Millions of people plowed billions of dollars into a market long-criticized for its opaqueness, lack of oversight, and highly speculative nature in the hope of getting rich quick.

Recent events have shaken the industry to its core. Anthony Scaramucci, founder of Skybridge Capital, the firm in which FTX recently bought a 30% stake, said the industry will survive and thrive, but last week was perhaps the toughest of his career.

Long-standing crypto critics and skeptics have not held back. Economist Nouriel Roubini called it a “totally rotten, corrupt, criminal ecosystem,” while Berkshire Hathaway’s Vice Chairman Charlie Munger slammed the “scumballs” in the industry.

It may be that the market meltdown and high-profile allegations of fraud do eventually shift the dial for some investors. But not yet, it seems.

The ProShares Bitcoin Strategy ETF posted a $14.6 million net outflow in the week to Nov. 9, according to Refinitiv Lipper data, the biggest outflow in nine weeks.

But in the following week the fund posted a net inflow of $12.3 million, and as of Nov. 17 the balance for the month stands at a $2.5 million net inflow.

Similarly, this ETF has attracted net inflows of almost $300 million throughout bitcoin’s 75% slide from its all-time high just over a year ago.

It’s hard to get concrete flows data on a wider scale, however, given how opaque the crypto world is. JP Morgan strategist Nikolaos Panigirtzoglou says a good proxy measure is demand for stablecoins, the digital equivalent of cash in the crypto ecosystem that is backed one-to-one by dollar assets.

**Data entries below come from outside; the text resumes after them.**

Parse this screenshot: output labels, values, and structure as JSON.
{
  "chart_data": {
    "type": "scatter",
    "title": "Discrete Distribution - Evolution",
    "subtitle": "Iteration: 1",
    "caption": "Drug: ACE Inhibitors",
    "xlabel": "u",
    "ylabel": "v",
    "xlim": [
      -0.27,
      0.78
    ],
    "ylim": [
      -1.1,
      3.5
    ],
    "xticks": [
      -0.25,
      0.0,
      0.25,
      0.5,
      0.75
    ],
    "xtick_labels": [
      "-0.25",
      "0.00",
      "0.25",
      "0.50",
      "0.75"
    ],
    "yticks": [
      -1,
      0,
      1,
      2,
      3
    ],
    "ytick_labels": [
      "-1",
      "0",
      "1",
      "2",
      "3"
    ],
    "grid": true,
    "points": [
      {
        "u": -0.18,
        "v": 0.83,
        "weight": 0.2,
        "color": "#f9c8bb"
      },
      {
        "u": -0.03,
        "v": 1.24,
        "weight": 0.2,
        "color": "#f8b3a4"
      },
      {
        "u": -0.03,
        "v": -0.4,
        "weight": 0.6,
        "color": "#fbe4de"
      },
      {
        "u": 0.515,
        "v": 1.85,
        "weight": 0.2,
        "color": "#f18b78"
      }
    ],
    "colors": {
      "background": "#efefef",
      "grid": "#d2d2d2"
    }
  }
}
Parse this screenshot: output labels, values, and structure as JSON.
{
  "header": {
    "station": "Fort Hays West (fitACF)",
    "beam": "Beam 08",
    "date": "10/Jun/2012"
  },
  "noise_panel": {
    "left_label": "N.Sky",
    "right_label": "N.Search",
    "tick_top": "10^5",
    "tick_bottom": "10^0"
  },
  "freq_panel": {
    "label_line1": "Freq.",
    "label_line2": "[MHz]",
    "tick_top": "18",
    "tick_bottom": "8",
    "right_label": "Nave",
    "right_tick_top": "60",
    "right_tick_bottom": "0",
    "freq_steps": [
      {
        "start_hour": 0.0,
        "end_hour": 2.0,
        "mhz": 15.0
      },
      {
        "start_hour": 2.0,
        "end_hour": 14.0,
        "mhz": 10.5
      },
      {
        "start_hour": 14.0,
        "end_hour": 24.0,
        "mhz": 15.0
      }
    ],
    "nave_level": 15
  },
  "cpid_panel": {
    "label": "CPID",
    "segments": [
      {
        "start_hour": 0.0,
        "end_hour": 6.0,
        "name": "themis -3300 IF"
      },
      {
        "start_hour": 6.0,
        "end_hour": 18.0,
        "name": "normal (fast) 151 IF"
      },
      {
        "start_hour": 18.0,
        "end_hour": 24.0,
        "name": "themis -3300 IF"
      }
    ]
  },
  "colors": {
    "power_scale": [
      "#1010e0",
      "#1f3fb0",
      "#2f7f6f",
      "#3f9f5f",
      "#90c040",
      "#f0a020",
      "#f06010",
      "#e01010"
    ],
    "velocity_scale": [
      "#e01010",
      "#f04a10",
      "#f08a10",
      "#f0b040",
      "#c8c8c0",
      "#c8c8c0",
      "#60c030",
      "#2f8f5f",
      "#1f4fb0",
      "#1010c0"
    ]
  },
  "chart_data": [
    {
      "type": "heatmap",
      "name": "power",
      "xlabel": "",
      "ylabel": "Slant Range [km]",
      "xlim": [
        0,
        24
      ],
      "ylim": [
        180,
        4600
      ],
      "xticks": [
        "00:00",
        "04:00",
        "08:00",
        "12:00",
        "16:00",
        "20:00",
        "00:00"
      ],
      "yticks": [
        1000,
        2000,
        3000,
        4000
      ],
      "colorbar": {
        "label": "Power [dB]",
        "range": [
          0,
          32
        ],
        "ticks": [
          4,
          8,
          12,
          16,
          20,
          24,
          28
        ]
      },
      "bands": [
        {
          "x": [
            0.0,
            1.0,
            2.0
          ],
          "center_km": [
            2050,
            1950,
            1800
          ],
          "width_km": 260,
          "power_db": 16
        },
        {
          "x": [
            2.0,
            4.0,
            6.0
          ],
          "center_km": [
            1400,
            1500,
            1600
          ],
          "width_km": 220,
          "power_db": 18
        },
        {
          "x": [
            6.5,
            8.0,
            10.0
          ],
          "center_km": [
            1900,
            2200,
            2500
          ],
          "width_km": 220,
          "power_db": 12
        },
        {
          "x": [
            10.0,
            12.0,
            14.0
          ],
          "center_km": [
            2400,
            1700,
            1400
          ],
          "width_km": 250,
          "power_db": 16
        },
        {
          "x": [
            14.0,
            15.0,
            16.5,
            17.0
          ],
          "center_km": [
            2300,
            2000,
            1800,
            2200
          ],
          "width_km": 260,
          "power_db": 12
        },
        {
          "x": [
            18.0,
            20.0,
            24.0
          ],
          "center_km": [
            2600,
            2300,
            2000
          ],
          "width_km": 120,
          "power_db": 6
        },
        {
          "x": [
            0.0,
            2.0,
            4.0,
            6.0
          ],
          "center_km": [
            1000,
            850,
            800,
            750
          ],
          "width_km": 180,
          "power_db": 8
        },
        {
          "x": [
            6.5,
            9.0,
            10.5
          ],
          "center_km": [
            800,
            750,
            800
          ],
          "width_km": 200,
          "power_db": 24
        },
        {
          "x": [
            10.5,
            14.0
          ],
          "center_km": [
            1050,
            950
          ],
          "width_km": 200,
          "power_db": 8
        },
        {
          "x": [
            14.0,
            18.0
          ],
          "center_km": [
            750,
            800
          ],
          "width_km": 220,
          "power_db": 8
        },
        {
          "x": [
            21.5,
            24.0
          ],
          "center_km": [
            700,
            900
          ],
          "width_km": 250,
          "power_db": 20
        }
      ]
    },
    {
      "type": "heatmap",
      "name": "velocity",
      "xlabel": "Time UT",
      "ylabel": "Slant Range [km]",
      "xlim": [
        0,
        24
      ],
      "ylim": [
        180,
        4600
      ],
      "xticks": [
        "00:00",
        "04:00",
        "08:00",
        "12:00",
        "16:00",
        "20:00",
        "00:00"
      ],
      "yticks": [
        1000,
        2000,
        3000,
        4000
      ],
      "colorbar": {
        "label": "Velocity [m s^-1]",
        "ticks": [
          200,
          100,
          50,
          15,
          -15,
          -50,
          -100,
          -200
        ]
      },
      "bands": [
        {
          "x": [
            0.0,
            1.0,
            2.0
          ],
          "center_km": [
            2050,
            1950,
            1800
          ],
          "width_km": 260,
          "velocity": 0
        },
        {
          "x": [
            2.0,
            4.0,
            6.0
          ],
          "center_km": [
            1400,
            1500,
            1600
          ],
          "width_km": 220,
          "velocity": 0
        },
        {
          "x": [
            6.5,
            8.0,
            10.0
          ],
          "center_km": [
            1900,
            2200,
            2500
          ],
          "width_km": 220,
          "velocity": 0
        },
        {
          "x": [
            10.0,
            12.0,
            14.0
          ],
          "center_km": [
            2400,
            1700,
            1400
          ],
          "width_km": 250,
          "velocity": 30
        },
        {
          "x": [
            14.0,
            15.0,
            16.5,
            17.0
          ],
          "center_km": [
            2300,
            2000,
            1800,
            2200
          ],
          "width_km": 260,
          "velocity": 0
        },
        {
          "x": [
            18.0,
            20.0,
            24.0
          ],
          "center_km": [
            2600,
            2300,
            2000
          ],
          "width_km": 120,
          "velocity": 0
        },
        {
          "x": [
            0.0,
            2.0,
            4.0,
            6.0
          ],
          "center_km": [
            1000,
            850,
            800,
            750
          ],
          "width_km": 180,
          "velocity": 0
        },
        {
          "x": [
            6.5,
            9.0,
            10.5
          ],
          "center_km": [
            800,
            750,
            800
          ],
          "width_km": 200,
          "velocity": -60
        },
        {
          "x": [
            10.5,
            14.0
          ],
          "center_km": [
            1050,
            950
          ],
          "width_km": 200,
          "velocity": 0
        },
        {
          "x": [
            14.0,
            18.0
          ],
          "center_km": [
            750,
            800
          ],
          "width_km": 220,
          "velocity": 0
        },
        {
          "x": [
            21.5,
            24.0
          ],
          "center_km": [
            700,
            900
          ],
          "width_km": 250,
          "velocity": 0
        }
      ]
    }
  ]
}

He estimates that the stablecoin market cap peaked at around $170 billion earlier this year and has declined by around $25 billion since May. That is, $25 billion of redemptions flowing out of crypto, most likely to fiat currency, perhaps cash or cash-like products.

“It would be difficult to imagine a sustained recovery in crypto prices without the shrinkage of the stablecoin universe stopping,” he said.